Bursa çıkışında bir restoran gördüm bugün: “Mehtaplı Geceler”. Bir sokağa dalmıştım ondan önce, “Western İnternet Cafe” ve “Marry-Chat-Cafe”nin önünden geçtim. “Teke tek” bilgisayar eğitimi veren bir bilgisayar kursu vardı bi de, kalmamış ismi aklımda. “Gezer terliklerini İstanbul’la aynı fiyata sattığını” ilan eden bir dükkan gördüm sonra. Ve sefil oto hurdacı parkının yeni ismini hemen akabinde: “Çıkma Parçalar Dünyası”. Ya da ismi yıllardan beri böyle, ben uyduruyorum. “Halı kenarlarına overlok yaptığını” duyuran bir dükkan, “Amaç: Hizmet” diyen Özurfa Lahmacun Salonu, Eski Garaj-Terminal otobüsünün arka koltuğunda “şu renk mi moda, bu renk mi moda?” tartışmasını giderek harlandıran başörtülü kızlar.

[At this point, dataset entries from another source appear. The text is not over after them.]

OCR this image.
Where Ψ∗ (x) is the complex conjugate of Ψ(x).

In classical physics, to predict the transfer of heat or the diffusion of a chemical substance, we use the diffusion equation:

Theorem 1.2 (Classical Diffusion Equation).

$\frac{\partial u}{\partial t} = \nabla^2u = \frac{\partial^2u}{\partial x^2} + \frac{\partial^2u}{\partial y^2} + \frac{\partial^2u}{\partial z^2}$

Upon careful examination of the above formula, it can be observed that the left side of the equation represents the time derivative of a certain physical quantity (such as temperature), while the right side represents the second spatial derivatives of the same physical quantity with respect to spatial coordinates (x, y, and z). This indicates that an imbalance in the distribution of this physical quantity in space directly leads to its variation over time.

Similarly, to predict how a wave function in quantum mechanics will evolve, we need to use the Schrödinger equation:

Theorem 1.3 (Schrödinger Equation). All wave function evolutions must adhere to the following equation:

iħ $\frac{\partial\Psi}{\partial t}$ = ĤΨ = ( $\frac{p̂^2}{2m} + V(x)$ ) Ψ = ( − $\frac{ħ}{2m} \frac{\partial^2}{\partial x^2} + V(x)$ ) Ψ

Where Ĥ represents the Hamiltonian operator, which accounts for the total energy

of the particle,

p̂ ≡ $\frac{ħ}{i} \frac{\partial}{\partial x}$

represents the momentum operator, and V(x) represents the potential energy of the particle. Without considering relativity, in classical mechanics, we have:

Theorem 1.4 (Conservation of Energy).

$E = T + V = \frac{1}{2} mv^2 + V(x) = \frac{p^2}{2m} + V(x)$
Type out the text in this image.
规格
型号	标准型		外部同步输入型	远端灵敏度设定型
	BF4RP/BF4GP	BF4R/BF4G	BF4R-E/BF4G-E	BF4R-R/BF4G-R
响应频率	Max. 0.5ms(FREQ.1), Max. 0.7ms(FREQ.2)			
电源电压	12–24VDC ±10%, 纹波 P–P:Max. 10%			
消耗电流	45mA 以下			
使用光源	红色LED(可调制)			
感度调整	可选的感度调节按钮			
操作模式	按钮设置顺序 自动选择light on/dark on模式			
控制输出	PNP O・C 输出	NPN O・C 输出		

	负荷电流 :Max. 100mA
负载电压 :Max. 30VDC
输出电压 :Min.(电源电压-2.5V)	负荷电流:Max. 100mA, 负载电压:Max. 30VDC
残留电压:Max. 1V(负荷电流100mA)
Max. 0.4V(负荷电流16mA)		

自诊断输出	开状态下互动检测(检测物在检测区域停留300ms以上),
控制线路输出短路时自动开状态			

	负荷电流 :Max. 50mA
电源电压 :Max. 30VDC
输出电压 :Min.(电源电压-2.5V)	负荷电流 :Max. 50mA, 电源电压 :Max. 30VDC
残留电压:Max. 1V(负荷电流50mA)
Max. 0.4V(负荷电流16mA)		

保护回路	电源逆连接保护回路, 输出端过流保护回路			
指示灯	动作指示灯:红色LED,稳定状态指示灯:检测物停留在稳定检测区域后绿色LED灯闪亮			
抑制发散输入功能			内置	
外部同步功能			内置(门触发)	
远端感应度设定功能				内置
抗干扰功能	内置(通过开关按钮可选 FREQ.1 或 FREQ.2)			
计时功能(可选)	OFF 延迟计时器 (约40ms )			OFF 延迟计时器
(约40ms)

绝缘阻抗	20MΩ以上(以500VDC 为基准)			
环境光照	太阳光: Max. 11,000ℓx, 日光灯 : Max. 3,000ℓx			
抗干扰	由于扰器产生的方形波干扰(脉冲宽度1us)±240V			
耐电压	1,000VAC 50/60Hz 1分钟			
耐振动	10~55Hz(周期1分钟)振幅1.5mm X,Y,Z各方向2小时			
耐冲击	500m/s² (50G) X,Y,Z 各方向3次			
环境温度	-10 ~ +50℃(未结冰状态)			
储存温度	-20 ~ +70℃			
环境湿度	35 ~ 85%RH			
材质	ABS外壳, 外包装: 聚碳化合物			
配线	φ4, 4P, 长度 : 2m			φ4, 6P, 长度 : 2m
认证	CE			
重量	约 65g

Yalova-Yenikapı feribotunda yanıma olağan bir şüpheli oturdu sonra, önce bir kitap çıkardı sararmış sayfalarını açtı, baktım, dünya edebiyatından bir sürü romanın ismi alta alta dizilmiş, okuyacak hiç bir şey yok; anında teşhisi koymuştum ki zaten, kitabı kapadı, sanki sinek yakalamış gibi iki avucunu üst üste kapattı. Ve süper bir numara yapacakmış da, önce salonu atmosfere sokmak isteyen bir sihirbazmış gibi, üstteki elini alttaki elin üzerinde ağır ağır gezdirmeye başladı. Sonra hızla avucunu açtı, cebinden bir kağıt çıkardı, bir şeyler yazdı; eski Osmanlıca gibi bir şey, ama değil. Sonra arkaya döndü hızla ve hiç bir anlama gelmeyen bir şeyler söyledi. Baktım arkadaki adam ayaklanmış, o da İngiliz mi, İrlandalı mı, yaşlıdan beyfedendi bir abi, “N-e is-ti-yor-sunuz?” diyor; bu cümleyi bir kaç kez tekrarladı, doğru söylediğinden emin olmak için sanırım, ama en doğrusu ilk söylediğiydi.

Öteki Türkiye mi nedir, neyse artık adı, iyi yani, her şey yolunda.